6 septembre

(4 références)

 

  Miracle de St Michel à Choné

icône russe, Novgorod XVIe

En Phrigie, en un lieu nommé Chérétopa, jaillit miraculeusement de la terre une source qui guérissait toute maladie. Un des nombreux fidèles, dont la fille avait été guérie par cette eau, fit construire sur les lieux, en signe de reconnaissance, une belle petite église dédiée à l'Archange Michel. Quatre-vingt dix ans plus tard, vint s'installer dans cette église, pour y pratiquer l'ascèse et servir de sacristain, un jeune homme, nommé Archippe, originaire de Hiérapolis. Mais il fut rapidement persécuté par les païens des environs. Après avoir à plusieurs reprises insulté et frappé le jeune Archippe, ils essayèrent une nuit de boucher la source; mais en vain, car le Saint Archange était invisiblement présent pour les en empêcher. Ils tentèrent alors d'engloutir sous les eaux l'église et ceux qui la fréquentaient en faisant un barrage en amont, et en le rompant brutalement. Mais l'Archange Michel apparut au bienheureux Archipe, le rassura et se tint debout face aux eaux furieuses qui dévalaient la colline. Au moment où elle parvinrent à lui, il frappa la pierre du bâton qu'il tenait en main, et le rocher se fendit alors, laissant passer les eaux, comme dans une gorge naturelle, en les détournant de l'église. C'est parce que le fleuve est depuis lors comme absorbé par le rocher qu'on a appelé ce lieu «Chonais» («chônè» = creuset, entonnoir), à la gloire de Dieu et en l'honneur du Saint Archange Michel.

  Ste Bègue (VIIème siècle)

Connue aussi sous le nom de Bee, princesse d'origine irlandaise, elle aurait fui pour ne pas se marier et serait arrivée miraculeusement au Cumberland en Angleterre. Conseillée par saint Oswald et par saint Aidan qui reçut ses vœux, elle vécut dans un ermitage sur la côte du Cumberland et y fonda un monastère, dans le lieu qui reçut ensuite son nom.

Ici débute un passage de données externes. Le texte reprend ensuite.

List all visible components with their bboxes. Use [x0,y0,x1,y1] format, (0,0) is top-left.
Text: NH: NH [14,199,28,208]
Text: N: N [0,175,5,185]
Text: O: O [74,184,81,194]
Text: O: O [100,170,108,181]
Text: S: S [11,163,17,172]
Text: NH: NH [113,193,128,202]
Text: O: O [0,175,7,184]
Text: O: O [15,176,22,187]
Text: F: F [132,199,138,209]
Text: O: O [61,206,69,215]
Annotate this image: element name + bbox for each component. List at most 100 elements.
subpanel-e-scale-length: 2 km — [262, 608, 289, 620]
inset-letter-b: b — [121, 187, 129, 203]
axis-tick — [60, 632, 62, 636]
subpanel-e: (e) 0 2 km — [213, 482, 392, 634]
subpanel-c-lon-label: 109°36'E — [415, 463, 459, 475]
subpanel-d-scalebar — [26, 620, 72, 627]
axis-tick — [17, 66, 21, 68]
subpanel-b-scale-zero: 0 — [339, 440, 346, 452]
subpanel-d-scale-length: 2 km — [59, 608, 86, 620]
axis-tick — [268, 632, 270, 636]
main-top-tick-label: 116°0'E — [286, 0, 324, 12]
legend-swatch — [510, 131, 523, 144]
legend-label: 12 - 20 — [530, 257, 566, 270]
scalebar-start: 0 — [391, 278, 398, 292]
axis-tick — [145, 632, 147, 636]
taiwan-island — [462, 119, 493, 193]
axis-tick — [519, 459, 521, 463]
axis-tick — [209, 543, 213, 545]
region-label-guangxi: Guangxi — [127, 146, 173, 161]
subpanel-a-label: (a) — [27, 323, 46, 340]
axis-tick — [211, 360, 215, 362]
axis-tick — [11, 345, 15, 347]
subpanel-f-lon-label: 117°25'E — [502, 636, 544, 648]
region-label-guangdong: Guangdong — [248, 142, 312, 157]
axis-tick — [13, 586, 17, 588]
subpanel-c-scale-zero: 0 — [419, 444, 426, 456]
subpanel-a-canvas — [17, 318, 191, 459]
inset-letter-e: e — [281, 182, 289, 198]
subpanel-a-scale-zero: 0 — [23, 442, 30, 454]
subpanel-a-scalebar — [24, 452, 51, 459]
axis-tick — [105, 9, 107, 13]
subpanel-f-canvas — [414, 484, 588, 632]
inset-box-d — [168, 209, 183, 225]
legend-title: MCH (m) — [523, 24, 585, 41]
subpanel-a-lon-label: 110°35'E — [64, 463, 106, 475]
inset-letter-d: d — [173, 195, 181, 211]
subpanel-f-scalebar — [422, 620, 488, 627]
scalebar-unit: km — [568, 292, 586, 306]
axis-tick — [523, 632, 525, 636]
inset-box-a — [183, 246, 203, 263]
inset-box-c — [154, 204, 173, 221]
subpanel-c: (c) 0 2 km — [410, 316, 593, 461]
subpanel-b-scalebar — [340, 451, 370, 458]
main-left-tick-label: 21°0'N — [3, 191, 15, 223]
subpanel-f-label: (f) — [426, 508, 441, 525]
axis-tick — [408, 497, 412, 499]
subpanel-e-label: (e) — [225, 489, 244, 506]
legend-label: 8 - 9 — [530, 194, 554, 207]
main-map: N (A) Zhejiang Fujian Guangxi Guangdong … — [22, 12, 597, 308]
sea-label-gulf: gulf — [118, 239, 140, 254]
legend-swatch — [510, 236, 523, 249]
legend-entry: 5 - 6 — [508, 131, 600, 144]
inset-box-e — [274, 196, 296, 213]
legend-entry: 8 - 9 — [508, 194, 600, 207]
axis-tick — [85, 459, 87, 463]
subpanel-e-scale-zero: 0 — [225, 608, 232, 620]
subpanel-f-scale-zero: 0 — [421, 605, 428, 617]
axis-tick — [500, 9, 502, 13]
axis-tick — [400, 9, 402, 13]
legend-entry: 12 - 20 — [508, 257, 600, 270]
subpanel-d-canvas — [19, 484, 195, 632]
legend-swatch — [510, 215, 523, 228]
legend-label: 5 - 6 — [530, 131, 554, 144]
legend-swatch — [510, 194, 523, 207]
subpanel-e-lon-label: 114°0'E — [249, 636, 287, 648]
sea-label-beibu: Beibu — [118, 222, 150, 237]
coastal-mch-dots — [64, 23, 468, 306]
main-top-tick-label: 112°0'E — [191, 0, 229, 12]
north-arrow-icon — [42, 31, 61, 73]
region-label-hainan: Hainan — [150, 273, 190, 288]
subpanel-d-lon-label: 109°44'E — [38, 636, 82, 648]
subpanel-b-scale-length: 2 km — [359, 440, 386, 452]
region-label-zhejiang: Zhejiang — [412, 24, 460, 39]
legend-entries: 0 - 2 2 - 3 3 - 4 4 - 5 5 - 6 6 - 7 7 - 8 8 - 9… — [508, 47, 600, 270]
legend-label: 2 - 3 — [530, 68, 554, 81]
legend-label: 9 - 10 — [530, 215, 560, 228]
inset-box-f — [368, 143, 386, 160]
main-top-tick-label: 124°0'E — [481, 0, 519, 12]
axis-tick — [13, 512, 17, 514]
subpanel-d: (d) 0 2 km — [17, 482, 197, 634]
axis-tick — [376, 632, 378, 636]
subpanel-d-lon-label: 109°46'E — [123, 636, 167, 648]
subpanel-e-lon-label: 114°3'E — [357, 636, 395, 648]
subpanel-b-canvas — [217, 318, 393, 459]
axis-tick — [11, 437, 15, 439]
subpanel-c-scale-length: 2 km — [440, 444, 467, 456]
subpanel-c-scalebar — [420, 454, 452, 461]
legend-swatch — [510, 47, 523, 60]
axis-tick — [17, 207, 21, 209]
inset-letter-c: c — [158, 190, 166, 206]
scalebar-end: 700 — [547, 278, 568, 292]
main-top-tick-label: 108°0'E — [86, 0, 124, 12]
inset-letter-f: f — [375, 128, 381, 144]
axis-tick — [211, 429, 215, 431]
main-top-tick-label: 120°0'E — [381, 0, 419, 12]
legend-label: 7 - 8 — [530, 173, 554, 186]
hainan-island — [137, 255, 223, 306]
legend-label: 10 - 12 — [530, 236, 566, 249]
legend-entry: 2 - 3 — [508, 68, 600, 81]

Elle est aussi vénérée dans le village de Kingbees en Écosse.

 

  Bx Bertrand de Garrigues (1195-1230)

Ordonné prêtre, il entre d’abord chez les Cisterciens. Il devient plus tard disciple de St Dominique et lui apporte une aide précieuse dans son combat contre l’hérésie albigeoise et dans son projet de fondation de l’Ordre des Frères Prêcheurs. Après avoir pris l’habit des Dominicains, il est envoyé à Paris pour y superviser l’implantation de l’Ordre, conjointement avec Matthieu de France. Au fil des années, il développe une grande amitié avec St Dominique, qu’il accompagne dans ses nombreux déplacements. Il est aussi témoin de plusieurs de ses miracles. Nommé Provincial de Provence, il poursuit sa mission d’évangélisation et décède alors qu’il est en train de prêcher aux sœurs Cisterciennes de Sainte-Marie-des-Bois, près de Garrigues.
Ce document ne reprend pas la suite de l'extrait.